Energy and Water for New Buildings

Recently, there has been some controversy, reported in the Menorcan press, concerning requirements for energy efficiency and water consumption in new buildings. The issue began with a memo from the College of Architects and the discussion continued at a meeting of the Mayors with the Island Council however, the information released by the press seems to be more of a complaint than a solution to the proposals.

Energy and water are already very important in today’s society and will become even more so in the immediate future. These issues need to be addressed without further delay. There are also indisputable regulations that cannot be ignored even though they imply having to change the way things are done.

Mandatory European compliance requirement

Eleven years ago, approval was given for the Directive 2010/31/UE concerning energy efficiency of buildings. This mandatory text reported that already 40% of European Union energy consumption corresponded to that for buildings.

The Directive was made Spanish law by Royal Decree 235/2013. It establishes that new buildings, from 31 December 2020 will have nearly nil energy consumption (publicly owned buildings from 31 December 2018). Current legislation also states that almost zero or very low energy required must be supplied to a large extent from renewable sources produced in situ or environmentally.

Therefore, the demand for new buildings with high-energy efficiency is not some whim of the Island Land Planning, as some people have been saying, but derives from the mandatory legislation that was announced some years ago.

It should be remembered that renewable energy can replace part, but not all, of oil based energy. The repayment for renewable energy is much less than that of oil, which is becoming scarce and more expensive. We have to reduce our rate of consumption for which buildings represent a very high percentage.

Adaptations are needed, not delays

To argue that few buildings comply with the requirement of maximum efficiency, when the obligation has been in place for only four months, does not seem to be much of an argument. Nor is it that town planning does not take account of this, because it is quite normal that new rules take a while to evolve and planning to adapt.

It does not seem reasonable that there are town planning rules that prevent the installation of solar panels on roofs in places where they are not seen yet there can be television aerials, air conditioning condensers, or chimneys of all kinds. The reason is simply that when these standards were drafted, photovoltaic modules were not common (though the other apparatus listed was).

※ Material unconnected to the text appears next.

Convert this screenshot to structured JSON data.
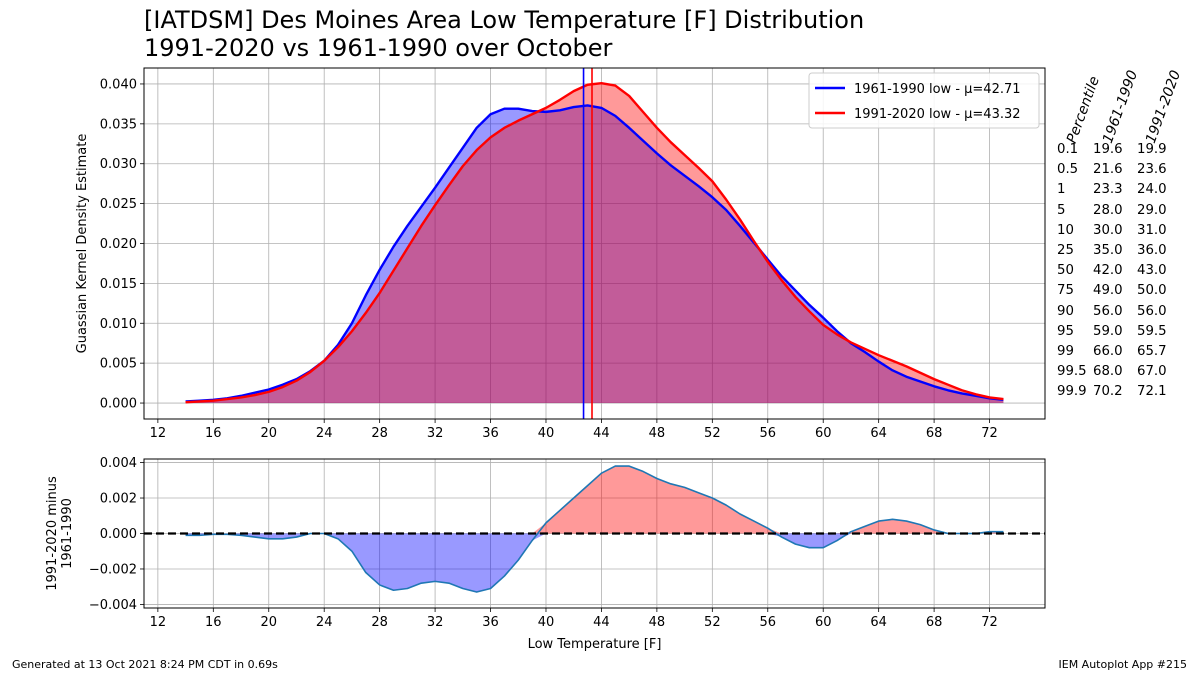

Eliminating the requirement of energy certification and substituting it with accreditation in sustainable building, as is also discussed these days, is now seen to be a breach of an obligation that does not depend on the Pla Teritorial Insular (PTI). It seems more logical to debate on how to comply with European and state regulations so that the costs and processing time will be less affected rather than asking Menorca to ignore the validity of legal texts.

Water, a basic guarantee in danger

The history of the last 40 years in Menorca has shown how spectacularly we have lowered the water reserves of the aquifers and how we had to build a desalination plant in Ciutadella that cost millions of public money and would be a source of conflict as much for the implied increase in energy consumption as for the constant discharges of brine into the sea.

More recently, cases have appeared where authorization has been given for significant increases in building for tourism with approved planning permission yet the water supply companies have had to advise that the forecasted consumption would not be possible. This is a reality in Menorca. There are municipalities where, in the pre-Covid years, there were public wells pumping for 24 hours without reaching any water.

The solution is not to make more wells (that take from the same aquifer) nor to put more desalination plants (that make private benefits at the cost of the environment and to the public treasury). The solution is to guarantee that the new increases will add almost zero water consumption, by taking advantage of collected rainwater, purified grey water and treated wastewater. The solution is to make sure that before authorisation is given for new growth, there are guarantees that go beyond the mechanisms that have failed repeatedly.

Public institutions must provide solutions, not shy away from awkward debates nor hope that the problems they encounter will be dealt with by those who succeed them. The problem of water on the island cannot be postponed. If the official reports are slow, what matters is that they must be speeded up and not suppressed.